= Ton Hartsuiker =

Dutch musician

Antoni Fredrik "Ton" Hartsuiker (12 May 1933 in Zwolle – 8 May 2015 in Utrecht) was a Dutch classical pianist, best known as a performer of 20th-century classical music, composer, music school administrator, and radio broadcaster.

He was the director of both the Music Academy of Utrecht and the Conservatorium van Amsterdam, and was also on the faculty of the Rotterdam Conservatoire and Enschede Music Academy.
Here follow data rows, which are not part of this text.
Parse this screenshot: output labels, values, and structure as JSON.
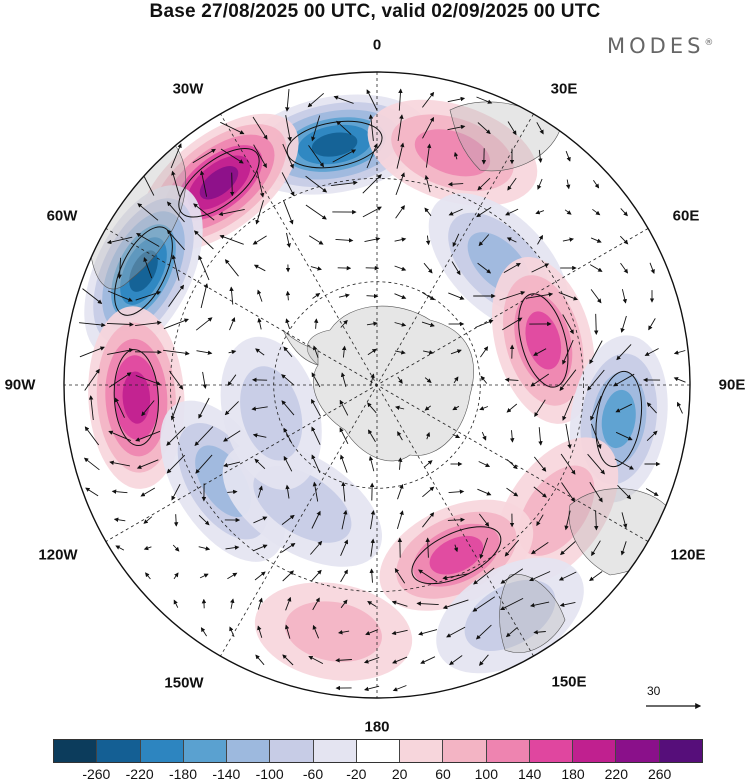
{
  "title": "Base 27/08/2025 00 UTC, valid 02/09/2025 00 UTC",
  "brand": {
    "name": "MODES",
    "mark": "®"
  },
  "map": {
    "projection": "polar stereographic (south pole)",
    "longitude_labels": [
      "0",
      "30E",
      "60E",
      "90E",
      "120E",
      "150E",
      "180",
      "150W",
      "120W",
      "90W",
      "60W",
      "30W"
    ]
  },
  "wind_reference": {
    "value": "30"
  },
  "colorbar": {
    "ticks": [
      "-260",
      "-220",
      "-180",
      "-140",
      "-100",
      "-60",
      "-20",
      "20",
      "60",
      "100",
      "140",
      "180",
      "220",
      "260"
    ],
    "colors": [
      "#0c3c5c",
      "#145f94",
      "#2d85c0",
      "#5aa1d0",
      "#9db9de",
      "#c7cce6",
      "#e4e4f1",
      "#ffffff",
      "#f7d6dc",
      "#f3b4c4",
      "#ee84b0",
      "#e0469f",
      "#c0208f",
      "#8a108a",
      "#560e7a"
    ]
  },
  "anomaly_centers": [
    {
      "lon": -10,
      "r": 0.78,
      "sign": -1,
      "value": -220
    },
    {
      "lon": -38,
      "r": 0.82,
      "sign": 1,
      "value": 240
    },
    {
      "lon": -64,
      "r": 0.83,
      "sign": -1,
      "value": -240
    },
    {
      "lon": -93,
      "r": 0.77,
      "sign": 1,
      "value": 180
    },
    {
      "lon": -122,
      "r": 0.58,
      "sign": -1,
      "value": -100
    },
    {
      "lon": -148,
      "r": 0.45,
      "sign": -1,
      "value": -60
    },
    {
      "lon": 18,
      "r": 0.78,
      "sign": 1,
      "value": 100
    },
    {
      "lon": 45,
      "r": 0.55,
      "sign": -1,
      "value": -100
    },
    {
      "lon": 75,
      "r": 0.55,
      "sign": 1,
      "value": 140
    },
    {
      "lon": 98,
      "r": 0.78,
      "sign": -1,
      "value": -140
    },
    {
      "lon": 125,
      "r": 0.7,
      "sign": 1,
      "value": 80
    },
    {
      "lon": 155,
      "r": 0.6,
      "sign": 1,
      "value": 160
    },
    {
      "lon": 150,
      "r": 0.85,
      "sign": -1,
      "value": -60
    },
    {
      "lon": -170,
      "r": 0.8,
      "sign": 1,
      "value": 60
    },
    {
      "lon": -105,
      "r": 0.35,
      "sign": -1,
      "value": -60
    }
  ]
}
For 22 years he presented the program Musica Nova on Radio 4, the Dutch classical radio station, for broadcasting organization NOS. He was the musical director of and a pianist in Ensemble M (1974–1978), founded by Hartsuiker and the conductor David Porcelijn.

He won the Geneco Prize in 1998. For his contributions to music in the Netherlands he was knighted by Queen Beatrix of the Netherlands (1998) and in 2002 received the Hogenbijl Prize.

Among his many students, at several music academies and as a private teacher, were Alwin Bär, Guus Janssen, Arthur Jussen, Vera Kerstens, Christiaan Kuyvenhoven, Ralph van Raat, Christiaan Richter, Joey Roukens, Maarten van Veen, and Ljuba Moiz.